Why were all these people driving towards Boston on Sunday?  Shouldn’t they be traveling tomorrow, Labor Day? 

I got no answer from Pallas, this time her sleepy expression said, “It's a useless question with an irrelevant answer; the traffic is here, doesn't matter why, just deal with it.  I'm going to take a nap.”

You could tell when we got close to Boston, because the pothole quotient started rising.  That and the “miles to Boston” signs showed successively smaller numbers.

Paid my $1.25 at the Weston Toll Plaza and immediately entered a highway gulch similar to Atlanta’s Downtown Connector – vertical retaining walls on both sides of the highway.  This section of Mass Pike is about 20 feet below grade, about two stories.  It intertwines with commuter train tracks with overhead electric lines.  Very Urban Vibe Going On Here.

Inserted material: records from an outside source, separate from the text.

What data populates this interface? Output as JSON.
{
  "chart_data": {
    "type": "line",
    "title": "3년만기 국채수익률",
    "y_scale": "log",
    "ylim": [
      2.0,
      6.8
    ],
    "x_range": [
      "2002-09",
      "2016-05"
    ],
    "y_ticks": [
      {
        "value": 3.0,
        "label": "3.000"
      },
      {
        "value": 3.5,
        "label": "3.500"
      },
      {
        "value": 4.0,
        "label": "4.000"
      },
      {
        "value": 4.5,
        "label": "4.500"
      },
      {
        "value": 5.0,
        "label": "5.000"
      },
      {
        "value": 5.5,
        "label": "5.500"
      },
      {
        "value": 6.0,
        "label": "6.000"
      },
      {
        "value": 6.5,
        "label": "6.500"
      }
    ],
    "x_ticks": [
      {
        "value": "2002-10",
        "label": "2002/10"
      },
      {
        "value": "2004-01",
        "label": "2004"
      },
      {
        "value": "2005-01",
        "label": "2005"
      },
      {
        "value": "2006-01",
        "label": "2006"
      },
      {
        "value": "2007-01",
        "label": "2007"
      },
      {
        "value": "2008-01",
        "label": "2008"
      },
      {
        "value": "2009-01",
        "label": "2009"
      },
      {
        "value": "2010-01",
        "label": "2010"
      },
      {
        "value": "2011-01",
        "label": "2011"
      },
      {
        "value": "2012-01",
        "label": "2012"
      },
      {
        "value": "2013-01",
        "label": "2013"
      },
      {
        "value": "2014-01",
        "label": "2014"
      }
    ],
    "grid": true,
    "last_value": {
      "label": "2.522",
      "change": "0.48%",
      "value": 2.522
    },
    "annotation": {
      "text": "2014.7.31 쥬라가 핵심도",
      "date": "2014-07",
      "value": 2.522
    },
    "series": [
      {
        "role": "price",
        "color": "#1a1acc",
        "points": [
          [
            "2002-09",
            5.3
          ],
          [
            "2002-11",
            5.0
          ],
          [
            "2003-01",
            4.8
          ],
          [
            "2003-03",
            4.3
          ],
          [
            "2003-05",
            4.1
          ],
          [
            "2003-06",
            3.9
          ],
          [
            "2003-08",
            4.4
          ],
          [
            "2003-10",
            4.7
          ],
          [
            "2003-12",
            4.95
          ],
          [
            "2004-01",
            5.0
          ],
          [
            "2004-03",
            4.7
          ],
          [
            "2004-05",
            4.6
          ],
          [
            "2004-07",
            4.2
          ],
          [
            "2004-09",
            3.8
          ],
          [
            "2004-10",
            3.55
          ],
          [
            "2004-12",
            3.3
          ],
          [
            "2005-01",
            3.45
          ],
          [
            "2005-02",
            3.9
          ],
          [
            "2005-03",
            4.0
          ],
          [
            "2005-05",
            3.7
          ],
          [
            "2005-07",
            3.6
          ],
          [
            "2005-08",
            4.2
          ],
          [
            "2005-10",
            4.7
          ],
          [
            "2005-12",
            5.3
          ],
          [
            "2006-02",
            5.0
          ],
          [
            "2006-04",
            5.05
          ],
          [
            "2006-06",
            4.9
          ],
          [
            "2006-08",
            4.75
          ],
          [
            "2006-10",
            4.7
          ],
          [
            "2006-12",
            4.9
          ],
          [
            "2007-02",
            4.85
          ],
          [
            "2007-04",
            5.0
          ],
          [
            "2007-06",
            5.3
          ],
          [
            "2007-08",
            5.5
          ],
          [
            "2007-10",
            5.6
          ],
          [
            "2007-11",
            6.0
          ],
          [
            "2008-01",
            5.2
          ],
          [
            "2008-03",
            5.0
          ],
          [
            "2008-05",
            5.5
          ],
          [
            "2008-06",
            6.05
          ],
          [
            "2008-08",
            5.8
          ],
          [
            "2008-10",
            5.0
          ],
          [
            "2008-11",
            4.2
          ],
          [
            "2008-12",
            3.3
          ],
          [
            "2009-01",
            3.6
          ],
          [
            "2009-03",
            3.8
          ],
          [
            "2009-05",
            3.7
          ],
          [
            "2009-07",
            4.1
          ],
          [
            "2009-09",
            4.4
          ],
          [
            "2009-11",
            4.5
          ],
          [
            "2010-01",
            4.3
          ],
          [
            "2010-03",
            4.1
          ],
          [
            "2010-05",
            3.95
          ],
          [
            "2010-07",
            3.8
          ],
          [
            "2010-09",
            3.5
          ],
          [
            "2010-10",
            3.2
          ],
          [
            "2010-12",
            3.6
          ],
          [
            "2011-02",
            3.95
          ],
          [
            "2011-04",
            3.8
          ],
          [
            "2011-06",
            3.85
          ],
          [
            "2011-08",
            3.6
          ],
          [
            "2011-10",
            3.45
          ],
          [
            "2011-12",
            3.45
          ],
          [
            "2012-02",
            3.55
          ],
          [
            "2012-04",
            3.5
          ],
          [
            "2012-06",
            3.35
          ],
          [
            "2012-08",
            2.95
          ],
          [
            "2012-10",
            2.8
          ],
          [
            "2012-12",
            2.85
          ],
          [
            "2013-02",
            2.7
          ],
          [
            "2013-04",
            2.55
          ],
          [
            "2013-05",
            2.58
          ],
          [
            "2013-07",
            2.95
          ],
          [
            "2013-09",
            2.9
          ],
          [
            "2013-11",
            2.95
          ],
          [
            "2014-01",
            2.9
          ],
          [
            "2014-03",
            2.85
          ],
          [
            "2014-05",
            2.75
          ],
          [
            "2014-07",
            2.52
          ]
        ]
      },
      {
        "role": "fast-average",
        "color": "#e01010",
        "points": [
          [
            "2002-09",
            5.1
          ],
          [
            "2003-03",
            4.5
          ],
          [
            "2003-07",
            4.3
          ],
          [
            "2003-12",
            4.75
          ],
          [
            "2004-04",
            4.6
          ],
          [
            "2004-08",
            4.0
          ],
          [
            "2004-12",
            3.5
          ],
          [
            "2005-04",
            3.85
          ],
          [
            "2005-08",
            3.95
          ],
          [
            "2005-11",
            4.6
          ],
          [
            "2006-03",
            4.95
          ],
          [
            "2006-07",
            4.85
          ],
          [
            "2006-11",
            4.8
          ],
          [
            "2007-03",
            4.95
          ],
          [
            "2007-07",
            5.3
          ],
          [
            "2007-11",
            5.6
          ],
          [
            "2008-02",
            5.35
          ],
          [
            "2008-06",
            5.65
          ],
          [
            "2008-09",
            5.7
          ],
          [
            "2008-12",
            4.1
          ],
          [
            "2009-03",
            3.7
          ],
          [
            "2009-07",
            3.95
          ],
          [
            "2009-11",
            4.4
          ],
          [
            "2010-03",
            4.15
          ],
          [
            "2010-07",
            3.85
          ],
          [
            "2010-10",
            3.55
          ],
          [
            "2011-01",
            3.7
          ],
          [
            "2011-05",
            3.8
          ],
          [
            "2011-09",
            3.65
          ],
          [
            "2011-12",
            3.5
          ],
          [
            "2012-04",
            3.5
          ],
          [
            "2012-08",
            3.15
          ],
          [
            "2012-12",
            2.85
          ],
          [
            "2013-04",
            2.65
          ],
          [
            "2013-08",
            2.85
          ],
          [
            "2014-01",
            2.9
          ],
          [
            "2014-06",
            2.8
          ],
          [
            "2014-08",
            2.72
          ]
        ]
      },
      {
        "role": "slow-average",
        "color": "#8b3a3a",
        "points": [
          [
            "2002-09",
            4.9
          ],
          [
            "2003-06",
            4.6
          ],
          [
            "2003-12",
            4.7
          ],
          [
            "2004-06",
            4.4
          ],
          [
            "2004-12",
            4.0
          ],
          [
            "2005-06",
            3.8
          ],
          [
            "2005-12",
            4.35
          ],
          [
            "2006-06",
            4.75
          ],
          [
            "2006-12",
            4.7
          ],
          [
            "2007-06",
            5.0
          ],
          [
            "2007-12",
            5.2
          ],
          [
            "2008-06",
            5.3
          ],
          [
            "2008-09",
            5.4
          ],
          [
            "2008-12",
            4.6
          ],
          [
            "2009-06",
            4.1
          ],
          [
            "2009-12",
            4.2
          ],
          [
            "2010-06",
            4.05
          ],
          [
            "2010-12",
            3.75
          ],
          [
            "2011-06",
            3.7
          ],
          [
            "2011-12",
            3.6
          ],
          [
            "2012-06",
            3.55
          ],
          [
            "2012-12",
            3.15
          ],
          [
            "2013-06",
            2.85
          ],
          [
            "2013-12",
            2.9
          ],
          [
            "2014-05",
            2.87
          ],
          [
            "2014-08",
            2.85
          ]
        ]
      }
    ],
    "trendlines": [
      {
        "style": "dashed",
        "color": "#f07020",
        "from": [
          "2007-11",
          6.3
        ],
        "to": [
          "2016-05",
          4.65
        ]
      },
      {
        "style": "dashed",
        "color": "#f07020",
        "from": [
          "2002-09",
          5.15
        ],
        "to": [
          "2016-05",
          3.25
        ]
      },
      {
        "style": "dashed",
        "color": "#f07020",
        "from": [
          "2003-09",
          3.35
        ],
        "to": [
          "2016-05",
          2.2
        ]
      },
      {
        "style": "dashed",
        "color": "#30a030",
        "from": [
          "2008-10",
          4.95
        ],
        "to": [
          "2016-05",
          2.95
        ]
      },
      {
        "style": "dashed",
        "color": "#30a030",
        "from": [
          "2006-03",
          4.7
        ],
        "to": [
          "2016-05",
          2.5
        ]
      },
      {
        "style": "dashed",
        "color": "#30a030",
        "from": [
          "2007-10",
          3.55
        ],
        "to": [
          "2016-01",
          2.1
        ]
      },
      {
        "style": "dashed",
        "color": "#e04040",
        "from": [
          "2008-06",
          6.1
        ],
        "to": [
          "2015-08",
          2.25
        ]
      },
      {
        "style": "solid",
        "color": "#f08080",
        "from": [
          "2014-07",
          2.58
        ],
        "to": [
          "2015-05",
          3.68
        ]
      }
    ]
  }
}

Too much attention on driving and too little on sightseeing for details.  We flew by Fenway Park and the Green Monstah, and entered a branch of the Big Dig, formally named the Central Artery Tunnel Project.  About the time I figured out what was going on, we took the exit to I-93 Northbound, still underground, changing lanes furiously to make the exit and then to avoid an exit-only less than a half-mile downstream.

We found our way to the house, and prepared for three weeks of an empty apartment: a sleeping bag, backpacking mattress, no cooking tools, and very little that was familiar.

“The best laid plans often go awry.”  Whatever.  Pallas and I were home, even though it didn’t remotely feel like it.